Saturday, February 21, 2009
Winter in Another Place
Like just about every other gardener in the northern hemisphere I am officially tired of winter. Every year in October, I bring in my tropicals and disperse them around the house in somewhat-suitable places, lecturing them as I go about how lucky they are not to be left outside. I settle in for the winter, the first part of which goes quickly with the holiday planning and festivities, and enjoy the snugness of the house, the warmth of the fire, and the cosiness of snuggling under a floofy eiderdown. January brings the catalogues, and I greedily pile them by my chair, spending whole days engrossed in my selections. There's winter cooking too -- lamb shanks and lentils, thick soups with cornbread or pumpernickel, beef stews or hearty casseroles, and oranges and cabbages and sweet potatoes and tangerines smelling of exotic lands and spices from the Orient whose scents seem more sharp and pungent in the chilled air.
Now in February I am anxiously patrolling the garden, hunting for small signs that life will return, that we are not yet condemned to eternal winter, that the sun will warm us again, the hummingbirds will return, and there will be greenness and flowers. I am reminded of another winter a long time ago when we lived in Moscow. It was a very hard winter that year in Europe--not unlike this one, actually -- and Moscow suffered along with everyone else. There were huge snowbanks everywhere, enormous icicles hung down outside my seventh floor windows, great winds scoured the streets clean of snow at night, leaving it drifted against the buildings and blocking the entrances with 6 foot drifts. There were no signs of greenness anywhere and although the city was beautiful in the snow, it was a stark beauty. I was enchanted though by the magic of the Russian winter, I had my sister-in-law's old fur coat (she had moved to California) and a good pair of boots, and I wandered the city taking it all in.

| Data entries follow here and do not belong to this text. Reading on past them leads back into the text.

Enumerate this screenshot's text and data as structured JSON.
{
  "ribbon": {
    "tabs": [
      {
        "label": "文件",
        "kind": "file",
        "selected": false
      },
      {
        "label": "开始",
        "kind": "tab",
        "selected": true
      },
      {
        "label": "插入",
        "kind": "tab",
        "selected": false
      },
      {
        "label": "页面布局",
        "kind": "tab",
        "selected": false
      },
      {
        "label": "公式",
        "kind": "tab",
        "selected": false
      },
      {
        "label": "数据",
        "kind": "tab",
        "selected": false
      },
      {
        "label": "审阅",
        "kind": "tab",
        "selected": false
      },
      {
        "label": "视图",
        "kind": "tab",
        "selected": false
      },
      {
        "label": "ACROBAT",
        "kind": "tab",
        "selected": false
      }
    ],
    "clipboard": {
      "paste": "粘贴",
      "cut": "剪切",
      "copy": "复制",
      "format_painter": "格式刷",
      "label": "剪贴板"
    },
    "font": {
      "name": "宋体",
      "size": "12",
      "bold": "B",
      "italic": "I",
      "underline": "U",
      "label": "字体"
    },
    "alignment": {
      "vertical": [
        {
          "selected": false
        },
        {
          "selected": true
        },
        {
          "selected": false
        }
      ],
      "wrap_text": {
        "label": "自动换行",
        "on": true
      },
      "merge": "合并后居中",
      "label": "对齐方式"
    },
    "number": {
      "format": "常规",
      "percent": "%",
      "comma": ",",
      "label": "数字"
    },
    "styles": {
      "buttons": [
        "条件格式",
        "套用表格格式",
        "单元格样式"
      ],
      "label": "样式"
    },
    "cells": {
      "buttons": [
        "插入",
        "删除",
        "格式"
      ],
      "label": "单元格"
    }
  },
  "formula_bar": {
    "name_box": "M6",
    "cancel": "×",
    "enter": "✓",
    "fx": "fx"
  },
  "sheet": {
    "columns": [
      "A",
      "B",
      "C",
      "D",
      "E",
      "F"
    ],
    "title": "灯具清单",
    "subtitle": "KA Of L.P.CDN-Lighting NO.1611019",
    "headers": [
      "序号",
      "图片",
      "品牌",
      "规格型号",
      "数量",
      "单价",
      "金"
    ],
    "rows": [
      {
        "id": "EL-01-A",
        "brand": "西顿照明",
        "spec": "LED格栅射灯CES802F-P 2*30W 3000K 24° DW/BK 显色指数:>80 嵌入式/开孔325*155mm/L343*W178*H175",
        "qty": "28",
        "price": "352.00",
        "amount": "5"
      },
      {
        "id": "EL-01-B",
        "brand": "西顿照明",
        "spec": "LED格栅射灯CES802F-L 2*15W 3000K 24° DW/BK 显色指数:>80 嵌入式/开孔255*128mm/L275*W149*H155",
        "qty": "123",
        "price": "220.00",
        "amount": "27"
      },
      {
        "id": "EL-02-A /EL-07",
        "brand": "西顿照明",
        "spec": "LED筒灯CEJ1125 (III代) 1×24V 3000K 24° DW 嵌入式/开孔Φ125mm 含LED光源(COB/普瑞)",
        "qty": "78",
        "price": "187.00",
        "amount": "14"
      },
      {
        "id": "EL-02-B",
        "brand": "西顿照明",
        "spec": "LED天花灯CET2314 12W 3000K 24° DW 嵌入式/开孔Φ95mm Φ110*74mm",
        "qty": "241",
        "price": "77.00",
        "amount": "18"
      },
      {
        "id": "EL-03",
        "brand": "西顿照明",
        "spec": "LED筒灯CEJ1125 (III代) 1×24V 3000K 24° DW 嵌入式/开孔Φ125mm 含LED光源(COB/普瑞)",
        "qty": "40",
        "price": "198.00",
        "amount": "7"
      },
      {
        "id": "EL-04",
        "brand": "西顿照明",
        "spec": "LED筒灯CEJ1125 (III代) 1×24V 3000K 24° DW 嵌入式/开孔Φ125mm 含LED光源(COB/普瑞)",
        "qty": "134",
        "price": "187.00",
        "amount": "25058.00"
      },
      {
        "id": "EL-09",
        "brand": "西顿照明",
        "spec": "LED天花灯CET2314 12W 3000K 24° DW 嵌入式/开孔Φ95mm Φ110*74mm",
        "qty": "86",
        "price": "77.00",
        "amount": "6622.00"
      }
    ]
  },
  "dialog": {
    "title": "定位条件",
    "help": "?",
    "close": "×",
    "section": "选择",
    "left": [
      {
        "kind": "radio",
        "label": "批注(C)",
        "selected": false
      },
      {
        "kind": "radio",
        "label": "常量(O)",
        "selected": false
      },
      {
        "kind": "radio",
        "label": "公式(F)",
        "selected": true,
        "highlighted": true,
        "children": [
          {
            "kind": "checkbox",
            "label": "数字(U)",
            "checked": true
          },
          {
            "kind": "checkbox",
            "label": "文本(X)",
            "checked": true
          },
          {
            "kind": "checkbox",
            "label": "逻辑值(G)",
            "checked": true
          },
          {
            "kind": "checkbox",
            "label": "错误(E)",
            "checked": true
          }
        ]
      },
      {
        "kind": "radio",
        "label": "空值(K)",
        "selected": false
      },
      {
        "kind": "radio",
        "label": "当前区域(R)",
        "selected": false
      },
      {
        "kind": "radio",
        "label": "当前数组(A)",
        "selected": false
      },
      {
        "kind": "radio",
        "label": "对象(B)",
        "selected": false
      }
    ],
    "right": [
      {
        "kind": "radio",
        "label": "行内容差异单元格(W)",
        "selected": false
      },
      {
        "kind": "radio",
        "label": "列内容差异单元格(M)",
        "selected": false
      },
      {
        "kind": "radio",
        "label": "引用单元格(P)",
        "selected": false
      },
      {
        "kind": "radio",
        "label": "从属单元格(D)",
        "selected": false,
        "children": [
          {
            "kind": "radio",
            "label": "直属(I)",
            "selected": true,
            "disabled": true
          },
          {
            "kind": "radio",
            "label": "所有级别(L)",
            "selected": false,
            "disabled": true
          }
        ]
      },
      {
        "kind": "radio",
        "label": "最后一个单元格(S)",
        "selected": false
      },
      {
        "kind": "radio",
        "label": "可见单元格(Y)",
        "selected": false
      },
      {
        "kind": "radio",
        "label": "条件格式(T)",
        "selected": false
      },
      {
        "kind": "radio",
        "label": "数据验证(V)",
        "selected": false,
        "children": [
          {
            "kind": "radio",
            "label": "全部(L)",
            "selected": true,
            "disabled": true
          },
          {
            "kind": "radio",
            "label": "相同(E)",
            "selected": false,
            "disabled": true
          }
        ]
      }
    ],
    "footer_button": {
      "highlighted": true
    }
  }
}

A few photographs from that winter -- I wish there were more but many of my slides have disappeared themselves without my knowledge. One is of the little lake at the convent of Novodevichy, with the little house for the waterfowl which lived there; another is an old wooden house in a back street in Moscow, and the third is an old (and unidentified) church, again in Moscow. The third was taken on a day when we went for a troika ride in Izmailovsky Park and met small Natasha, dressed for the cold, the next is a wooden church on a windswept plain outside Moscow -- Kharkov area, I think, and the last is more pleasant -- a little pond in a little village in the outskirts of Moscow.
PS -- I see that Blogspot has decided where to place my photos. Oh well.